Над Рекой. Былое - страница 5
Забыл я, в каких выражениях отчитывала она меня за оградой, но помню, что они были сильными. Общий смысл их был таков, что пропала теперь бабушкина репутация набожной католички, раз все узнали, какой у нее негодный внук. Бабушка так рассердилась, что даже не показала мне в саду костела обещанной «райской куры» настоятеля костела. Кура была прекрасным экземпляром павлина с роскошным радужным хвостом. Я увидел его, когда поступил в школу. Павлин разгуливал по дорожкам сада за своим хозяином, облаченным в длинную черную сутану.

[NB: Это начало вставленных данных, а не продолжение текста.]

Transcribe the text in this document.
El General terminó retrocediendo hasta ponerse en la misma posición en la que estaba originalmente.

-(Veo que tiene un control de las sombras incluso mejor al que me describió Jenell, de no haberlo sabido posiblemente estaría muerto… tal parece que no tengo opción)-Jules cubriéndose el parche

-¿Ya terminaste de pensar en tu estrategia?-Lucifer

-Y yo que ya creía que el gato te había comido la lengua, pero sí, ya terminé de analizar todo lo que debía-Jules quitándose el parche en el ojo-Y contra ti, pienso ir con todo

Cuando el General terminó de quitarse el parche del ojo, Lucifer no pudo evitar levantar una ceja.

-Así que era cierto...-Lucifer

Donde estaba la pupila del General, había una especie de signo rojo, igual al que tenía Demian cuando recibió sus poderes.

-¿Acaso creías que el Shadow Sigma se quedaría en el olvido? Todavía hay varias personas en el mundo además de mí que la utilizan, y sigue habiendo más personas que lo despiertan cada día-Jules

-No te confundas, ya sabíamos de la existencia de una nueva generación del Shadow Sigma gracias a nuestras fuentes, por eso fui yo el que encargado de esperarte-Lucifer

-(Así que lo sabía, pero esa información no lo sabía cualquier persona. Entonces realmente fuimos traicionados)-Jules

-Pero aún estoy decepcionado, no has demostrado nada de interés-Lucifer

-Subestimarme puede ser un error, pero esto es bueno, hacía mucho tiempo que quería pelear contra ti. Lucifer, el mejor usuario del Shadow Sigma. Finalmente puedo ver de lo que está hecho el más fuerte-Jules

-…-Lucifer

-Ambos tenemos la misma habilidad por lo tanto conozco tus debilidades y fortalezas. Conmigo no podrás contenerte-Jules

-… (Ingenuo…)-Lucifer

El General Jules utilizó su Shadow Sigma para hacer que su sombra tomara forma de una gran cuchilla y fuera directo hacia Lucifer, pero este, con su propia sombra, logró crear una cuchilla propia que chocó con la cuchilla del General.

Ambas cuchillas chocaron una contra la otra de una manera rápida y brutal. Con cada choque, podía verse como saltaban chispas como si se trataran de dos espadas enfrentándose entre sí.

Деда Андрея нет уже в живых, Задняя половина хаты, в которой он лепил горшки, пуста. На кругу гончарного станка – рухлядь. Тетки пошли в люди… Бойкая черноволосая Ольга поехала в Ригу и поступила в горничные к богатым господам. Когда она приезжает погостить домой, привозит нам в подарок господские обноски: ботинки на сбитых каблуках, продавленные шляпы, поношенные платья, ароматные коробки из-под «гаван», граненые флаконы из-под дорогих духов, а мне – хромых лошадок, безносых кукол, не встававших «ванек-встанек». Как-то раз привезла она мне красивый барабан, ружье и саблю в блестящих ножнах, точь-в-точь как у Павлушки – настоятелева сына. Все это было почти новое и как всaмделишное: барабан гудел, сабля лязгала, а ружье стреляло горохом до самого забора. Я ходил гоголем по улице, нацепив на себя подарки, не чувствуя под собой ног. Ребята окружили меня, заискивая и униженно прося подержать то сaблю, то ружье, то барабан. Вскоре после начала школьного сезона, помню, Ольга привезла мало ношеные нарядные ботинки с отлакированными длинными носами – последний крик петербургской моды. И, хотя ботинки (или как их называли у нас «камаши») подходили больше батьке и на моих ногах сидели, как у цирковых «ковровых», или как у Чаплина в его ранних кинофильмах, семейный совет определил «камаши» мне, «раз Микола поступил в городское училище».
– Носи, малец! – заключила совет тетка, передавая «камаши».
– Нехай наших знають!
Когда я пришел в школу, друзья встретили меня шумными приветствиями:
– Урра!.. Панич пришёл! Панич!..
На переменках ребята прыгали с разбега на мои «камаши», стараясь отдавить блестящие носки, а на уроках обстреливали их из бумажных трубок слюнявой жеваной бумагой. Я пришел домой в слезах, скинул проклятые «камаши» и заявил матери, что пойду в школу босиком, но не надену панские обноски.
Глава 2
Ближайшие наши соседи справа, если смотреть на реку – Праснецы и Верховодки, а слева – Лукашевичи. Прекрасный пол их, как и всех «обыватэлей» нашей околицы до самого бульвара, трудится около горшков, скотины и выращивают около своих домов овощи и капустную рассаду, которую в мае сбывают окрестным мужикам. Представители же грубой половины служат в городе писцами, гончарят, ловят рыбу, спускают по «заборам» плоты с лайбами8 и, если не сидят в трактире (в городе он единственный) – то помогают по хозяйству прекрасным своим половинам.
В праздники паненки Верховодковы и Праснецовы натягивают черные сетчатые «пaльсонетки», надевают соломенные шляпки с птицами и яркими цветами. Затем они, прикрывши вуалетками выделенные пудрой веснушчатые лица, идут в костел, выставляя черные позолоченные молитвенники («ксёнжки»). Шествуют они под зонтиками, задравши головы и опустив глаза.
За паненками двигаются пани под черными накидками, в черных чепчиках-наколках, навесив на руки черные кружевные сумочки. Позади плетутся паны при галстуках-шнурках с бомбошками, в длинных черных сюртуках, в русских картузах и в рыжих панталонах, напущенных на головки сияющих сапог.